Rescue plans are a vital part of working at height. If something goes wrong, you need to ensure that those working can be recovered safely and as quickly as possible.
A common misconception when it comes to working at height is that when a person accesses a roof, either they or their company are responsible for working out a rescue plan. This isn’t always the case.
If a company is contracted, then responsibility for the safety of the workers lies with the building owner or the facilities management company. Many people in this position are often unaware of the responsibilities they have, which can put lives at risk.
There is a legal requirement under the Work at Height Regulations to include plans for emergencies and rescue when planning work. The Regulations also stipulate that all activities, including rescue, must be carried out by a competent person.
Planning a Rescue
Rescue situations are high-pressured, which mean all aspects of the process should be assessed properly beforehand to ensure the plan is comprehensive and procedures are properly implemented.
This will also help to ensure that the casualty can be helped quickly and given the professional care required. The longer a person is left suspended without moving, the chances increase of serious complications developing.

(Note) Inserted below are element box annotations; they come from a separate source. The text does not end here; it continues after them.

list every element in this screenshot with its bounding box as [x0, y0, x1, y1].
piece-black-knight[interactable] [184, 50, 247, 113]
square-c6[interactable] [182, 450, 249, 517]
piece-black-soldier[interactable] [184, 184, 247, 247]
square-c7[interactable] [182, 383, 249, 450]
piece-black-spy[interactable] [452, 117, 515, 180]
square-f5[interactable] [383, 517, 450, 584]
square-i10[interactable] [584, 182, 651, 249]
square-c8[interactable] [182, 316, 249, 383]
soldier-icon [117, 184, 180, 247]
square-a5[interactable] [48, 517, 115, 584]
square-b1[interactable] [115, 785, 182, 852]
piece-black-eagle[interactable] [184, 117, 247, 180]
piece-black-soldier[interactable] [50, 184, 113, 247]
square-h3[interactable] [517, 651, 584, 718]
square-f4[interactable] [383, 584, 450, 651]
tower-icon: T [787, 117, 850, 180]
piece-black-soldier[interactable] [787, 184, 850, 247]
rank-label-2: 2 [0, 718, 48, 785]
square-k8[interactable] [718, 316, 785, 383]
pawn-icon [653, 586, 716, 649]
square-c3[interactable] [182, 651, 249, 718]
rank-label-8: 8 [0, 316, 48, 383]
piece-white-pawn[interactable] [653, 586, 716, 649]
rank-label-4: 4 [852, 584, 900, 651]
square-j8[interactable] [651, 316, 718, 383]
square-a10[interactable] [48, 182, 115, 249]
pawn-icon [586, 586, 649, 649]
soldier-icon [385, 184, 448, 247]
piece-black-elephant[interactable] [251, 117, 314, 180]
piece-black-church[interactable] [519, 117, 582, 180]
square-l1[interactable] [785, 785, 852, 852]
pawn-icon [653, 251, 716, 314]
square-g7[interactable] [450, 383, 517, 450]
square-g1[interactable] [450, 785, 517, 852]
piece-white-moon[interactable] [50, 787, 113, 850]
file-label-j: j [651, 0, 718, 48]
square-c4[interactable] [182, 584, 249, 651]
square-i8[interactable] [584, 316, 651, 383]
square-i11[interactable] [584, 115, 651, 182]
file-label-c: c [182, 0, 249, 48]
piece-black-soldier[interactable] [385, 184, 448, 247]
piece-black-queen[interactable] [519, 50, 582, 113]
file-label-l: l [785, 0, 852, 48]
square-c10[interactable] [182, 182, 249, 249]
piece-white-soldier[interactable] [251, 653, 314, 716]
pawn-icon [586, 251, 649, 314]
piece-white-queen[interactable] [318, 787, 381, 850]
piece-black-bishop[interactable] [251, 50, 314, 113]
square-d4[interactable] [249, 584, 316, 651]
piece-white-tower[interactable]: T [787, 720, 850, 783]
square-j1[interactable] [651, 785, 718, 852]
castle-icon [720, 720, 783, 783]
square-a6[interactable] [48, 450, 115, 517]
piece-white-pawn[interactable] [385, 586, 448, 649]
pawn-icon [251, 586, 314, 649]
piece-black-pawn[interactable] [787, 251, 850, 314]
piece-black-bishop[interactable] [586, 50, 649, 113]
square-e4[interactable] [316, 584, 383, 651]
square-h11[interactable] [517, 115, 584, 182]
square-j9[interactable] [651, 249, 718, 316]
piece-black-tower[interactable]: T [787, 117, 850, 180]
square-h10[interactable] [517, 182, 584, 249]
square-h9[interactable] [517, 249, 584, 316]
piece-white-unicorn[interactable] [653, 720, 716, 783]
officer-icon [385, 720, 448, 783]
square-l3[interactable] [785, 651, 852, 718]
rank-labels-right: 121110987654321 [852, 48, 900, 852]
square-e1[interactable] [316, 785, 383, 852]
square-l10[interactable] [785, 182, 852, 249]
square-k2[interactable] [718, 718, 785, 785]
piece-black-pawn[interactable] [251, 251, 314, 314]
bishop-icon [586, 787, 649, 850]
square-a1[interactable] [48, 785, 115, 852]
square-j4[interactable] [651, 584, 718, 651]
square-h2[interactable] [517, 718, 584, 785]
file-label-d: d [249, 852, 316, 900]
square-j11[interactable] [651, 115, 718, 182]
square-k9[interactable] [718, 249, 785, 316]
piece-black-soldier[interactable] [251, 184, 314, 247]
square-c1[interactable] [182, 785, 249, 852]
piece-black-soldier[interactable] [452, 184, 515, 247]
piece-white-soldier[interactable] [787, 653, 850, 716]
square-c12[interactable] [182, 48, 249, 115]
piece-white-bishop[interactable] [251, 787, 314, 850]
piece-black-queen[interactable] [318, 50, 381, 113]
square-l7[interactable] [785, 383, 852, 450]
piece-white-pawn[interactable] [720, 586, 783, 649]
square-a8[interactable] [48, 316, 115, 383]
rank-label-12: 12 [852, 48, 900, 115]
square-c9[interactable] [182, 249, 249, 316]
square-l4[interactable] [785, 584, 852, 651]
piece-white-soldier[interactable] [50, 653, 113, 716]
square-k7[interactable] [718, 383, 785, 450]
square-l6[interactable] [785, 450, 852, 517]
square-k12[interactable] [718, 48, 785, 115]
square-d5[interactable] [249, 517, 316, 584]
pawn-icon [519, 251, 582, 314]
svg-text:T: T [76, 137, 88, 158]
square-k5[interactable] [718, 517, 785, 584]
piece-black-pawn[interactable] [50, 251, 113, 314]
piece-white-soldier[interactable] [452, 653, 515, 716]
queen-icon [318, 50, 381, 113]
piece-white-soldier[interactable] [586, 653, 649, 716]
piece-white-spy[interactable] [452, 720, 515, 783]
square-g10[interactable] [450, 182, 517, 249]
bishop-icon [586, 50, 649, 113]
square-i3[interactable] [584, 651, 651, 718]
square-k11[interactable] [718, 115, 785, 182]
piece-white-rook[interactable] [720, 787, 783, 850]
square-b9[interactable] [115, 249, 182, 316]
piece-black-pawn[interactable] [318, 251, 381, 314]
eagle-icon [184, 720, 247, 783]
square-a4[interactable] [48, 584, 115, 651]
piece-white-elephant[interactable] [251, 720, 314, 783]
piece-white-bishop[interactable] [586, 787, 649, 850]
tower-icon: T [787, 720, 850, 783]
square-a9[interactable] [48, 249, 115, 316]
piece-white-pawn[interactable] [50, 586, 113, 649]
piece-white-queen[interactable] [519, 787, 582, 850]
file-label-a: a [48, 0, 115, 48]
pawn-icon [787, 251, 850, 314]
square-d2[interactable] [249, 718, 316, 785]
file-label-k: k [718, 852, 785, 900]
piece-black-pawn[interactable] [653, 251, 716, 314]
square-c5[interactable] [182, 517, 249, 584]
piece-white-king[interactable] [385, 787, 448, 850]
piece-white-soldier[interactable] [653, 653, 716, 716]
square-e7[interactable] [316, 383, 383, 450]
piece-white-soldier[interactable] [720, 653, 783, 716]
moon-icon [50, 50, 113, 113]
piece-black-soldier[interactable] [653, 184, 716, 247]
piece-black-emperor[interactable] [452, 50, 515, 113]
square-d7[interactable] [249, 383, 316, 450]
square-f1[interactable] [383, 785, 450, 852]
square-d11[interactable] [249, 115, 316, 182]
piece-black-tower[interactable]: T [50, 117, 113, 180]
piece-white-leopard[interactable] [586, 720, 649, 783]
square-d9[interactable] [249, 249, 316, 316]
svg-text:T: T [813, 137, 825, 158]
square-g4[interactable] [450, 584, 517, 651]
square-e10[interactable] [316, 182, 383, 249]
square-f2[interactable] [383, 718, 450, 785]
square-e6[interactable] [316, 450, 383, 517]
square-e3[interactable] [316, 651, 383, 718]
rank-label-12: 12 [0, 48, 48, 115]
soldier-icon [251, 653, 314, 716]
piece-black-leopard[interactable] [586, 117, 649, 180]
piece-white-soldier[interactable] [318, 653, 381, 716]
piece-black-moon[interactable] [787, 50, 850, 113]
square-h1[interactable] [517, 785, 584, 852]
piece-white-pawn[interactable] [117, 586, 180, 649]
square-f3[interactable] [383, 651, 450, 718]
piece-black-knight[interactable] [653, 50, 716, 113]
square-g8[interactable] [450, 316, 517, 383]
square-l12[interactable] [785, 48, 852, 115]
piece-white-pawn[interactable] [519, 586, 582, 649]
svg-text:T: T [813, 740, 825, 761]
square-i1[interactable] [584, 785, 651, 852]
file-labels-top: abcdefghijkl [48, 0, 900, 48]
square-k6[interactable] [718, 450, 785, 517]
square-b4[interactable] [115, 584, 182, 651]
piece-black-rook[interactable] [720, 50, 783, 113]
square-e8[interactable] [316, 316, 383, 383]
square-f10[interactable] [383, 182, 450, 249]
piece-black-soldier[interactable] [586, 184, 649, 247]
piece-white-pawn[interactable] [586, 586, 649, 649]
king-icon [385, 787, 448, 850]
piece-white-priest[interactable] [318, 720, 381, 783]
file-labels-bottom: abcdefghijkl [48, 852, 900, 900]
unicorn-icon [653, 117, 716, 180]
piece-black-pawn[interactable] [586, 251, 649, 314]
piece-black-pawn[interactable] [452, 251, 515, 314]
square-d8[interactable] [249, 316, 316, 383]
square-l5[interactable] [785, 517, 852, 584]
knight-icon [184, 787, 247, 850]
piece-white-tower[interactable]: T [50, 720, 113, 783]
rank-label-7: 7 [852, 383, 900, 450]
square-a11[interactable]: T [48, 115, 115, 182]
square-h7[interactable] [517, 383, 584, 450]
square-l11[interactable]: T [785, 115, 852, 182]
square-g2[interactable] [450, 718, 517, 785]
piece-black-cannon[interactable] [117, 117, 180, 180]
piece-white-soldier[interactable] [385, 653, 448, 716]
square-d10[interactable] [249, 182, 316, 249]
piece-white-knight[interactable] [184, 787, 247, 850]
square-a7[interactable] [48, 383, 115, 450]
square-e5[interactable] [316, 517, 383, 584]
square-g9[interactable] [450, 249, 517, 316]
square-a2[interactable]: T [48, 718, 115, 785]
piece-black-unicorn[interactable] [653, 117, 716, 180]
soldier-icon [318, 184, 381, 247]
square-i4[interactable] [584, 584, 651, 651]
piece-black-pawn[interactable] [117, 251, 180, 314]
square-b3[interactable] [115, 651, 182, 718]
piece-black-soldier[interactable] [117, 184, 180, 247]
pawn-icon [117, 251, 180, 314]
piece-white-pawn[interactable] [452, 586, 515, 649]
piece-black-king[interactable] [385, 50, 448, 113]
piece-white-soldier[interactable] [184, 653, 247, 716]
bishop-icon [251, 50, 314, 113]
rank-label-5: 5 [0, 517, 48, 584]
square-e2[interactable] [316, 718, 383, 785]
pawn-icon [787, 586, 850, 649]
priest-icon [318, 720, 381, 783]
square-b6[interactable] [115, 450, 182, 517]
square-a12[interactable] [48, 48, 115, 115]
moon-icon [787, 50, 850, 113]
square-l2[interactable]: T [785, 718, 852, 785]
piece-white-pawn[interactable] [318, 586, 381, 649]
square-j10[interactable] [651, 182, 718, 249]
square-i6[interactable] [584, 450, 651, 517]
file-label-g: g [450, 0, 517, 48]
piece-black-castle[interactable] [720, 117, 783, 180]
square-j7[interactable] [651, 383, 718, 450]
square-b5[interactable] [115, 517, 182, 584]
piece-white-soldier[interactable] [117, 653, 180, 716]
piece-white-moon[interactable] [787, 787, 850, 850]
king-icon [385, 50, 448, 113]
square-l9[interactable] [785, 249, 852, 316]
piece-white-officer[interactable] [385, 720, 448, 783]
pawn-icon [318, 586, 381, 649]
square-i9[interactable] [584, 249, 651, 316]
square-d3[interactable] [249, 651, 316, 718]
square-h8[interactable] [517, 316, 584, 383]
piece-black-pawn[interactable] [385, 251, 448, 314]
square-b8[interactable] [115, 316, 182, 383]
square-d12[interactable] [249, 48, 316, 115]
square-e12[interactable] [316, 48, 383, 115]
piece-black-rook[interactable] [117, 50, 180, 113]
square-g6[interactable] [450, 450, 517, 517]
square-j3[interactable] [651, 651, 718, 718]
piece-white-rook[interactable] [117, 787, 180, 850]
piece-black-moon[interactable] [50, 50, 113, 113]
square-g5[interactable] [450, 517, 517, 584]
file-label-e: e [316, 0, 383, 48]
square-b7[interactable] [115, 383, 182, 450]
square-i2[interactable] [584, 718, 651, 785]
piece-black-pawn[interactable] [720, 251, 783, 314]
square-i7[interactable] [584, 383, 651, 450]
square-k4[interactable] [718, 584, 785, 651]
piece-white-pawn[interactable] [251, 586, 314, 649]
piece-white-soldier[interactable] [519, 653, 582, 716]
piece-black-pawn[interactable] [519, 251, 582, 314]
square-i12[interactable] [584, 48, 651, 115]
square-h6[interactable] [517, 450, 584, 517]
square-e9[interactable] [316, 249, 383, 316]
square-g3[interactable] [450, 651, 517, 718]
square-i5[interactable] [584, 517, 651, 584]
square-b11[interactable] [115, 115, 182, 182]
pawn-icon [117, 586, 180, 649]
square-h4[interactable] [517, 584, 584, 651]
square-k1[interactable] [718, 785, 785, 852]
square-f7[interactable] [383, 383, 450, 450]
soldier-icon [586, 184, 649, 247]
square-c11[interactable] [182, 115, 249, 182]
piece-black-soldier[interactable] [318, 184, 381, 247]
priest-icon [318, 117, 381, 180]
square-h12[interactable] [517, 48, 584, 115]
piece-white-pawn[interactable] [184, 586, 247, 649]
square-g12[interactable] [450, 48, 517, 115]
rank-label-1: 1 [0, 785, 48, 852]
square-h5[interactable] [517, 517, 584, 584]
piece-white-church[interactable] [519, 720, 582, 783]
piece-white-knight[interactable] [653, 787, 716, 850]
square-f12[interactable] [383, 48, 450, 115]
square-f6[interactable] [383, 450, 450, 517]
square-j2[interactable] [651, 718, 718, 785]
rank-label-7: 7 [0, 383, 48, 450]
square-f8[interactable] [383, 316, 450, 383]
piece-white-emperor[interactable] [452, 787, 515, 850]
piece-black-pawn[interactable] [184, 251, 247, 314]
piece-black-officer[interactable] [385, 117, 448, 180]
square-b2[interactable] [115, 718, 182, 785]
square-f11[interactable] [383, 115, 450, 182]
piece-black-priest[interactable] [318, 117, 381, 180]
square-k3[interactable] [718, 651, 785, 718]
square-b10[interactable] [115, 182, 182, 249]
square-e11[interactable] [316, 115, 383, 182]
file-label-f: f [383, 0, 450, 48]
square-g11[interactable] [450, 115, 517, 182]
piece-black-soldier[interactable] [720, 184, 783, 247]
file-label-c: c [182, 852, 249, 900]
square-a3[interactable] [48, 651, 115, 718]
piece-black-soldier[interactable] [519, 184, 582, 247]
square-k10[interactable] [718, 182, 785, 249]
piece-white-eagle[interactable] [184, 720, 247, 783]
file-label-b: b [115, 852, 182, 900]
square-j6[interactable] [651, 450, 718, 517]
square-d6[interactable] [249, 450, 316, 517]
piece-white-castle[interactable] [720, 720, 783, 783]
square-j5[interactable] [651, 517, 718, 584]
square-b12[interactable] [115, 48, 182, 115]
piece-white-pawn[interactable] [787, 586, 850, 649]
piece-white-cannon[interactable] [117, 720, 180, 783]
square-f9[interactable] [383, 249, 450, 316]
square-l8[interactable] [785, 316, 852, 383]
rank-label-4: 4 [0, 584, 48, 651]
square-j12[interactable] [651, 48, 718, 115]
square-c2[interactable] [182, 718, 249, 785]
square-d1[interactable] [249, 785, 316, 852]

A rescue plan must be site specific and should take into account the following:
– Location of the casualty, for example, obstructions such as signage or lighting or edges which could cause abrasion problems will need careful consideration
– The safety of the rescuer
– Type of equipment required for the rescue – additional equipment such as anchor points may be required to enable safe rescue
– Suitability of equipment which arrested the fall for use during the rescue e.g. anchors, harnesses, connectors etc
– Additional loadings that may be placed on equipment during the rescue procedure
– How to attach the casualty to the rescue system where the casualty should be moved to first aid requirements of the casualty
Rescue plans should be reviewed regularly and updated as and when required and all those involved with work at height must be made aware of the plans and procedures and updated on any changes.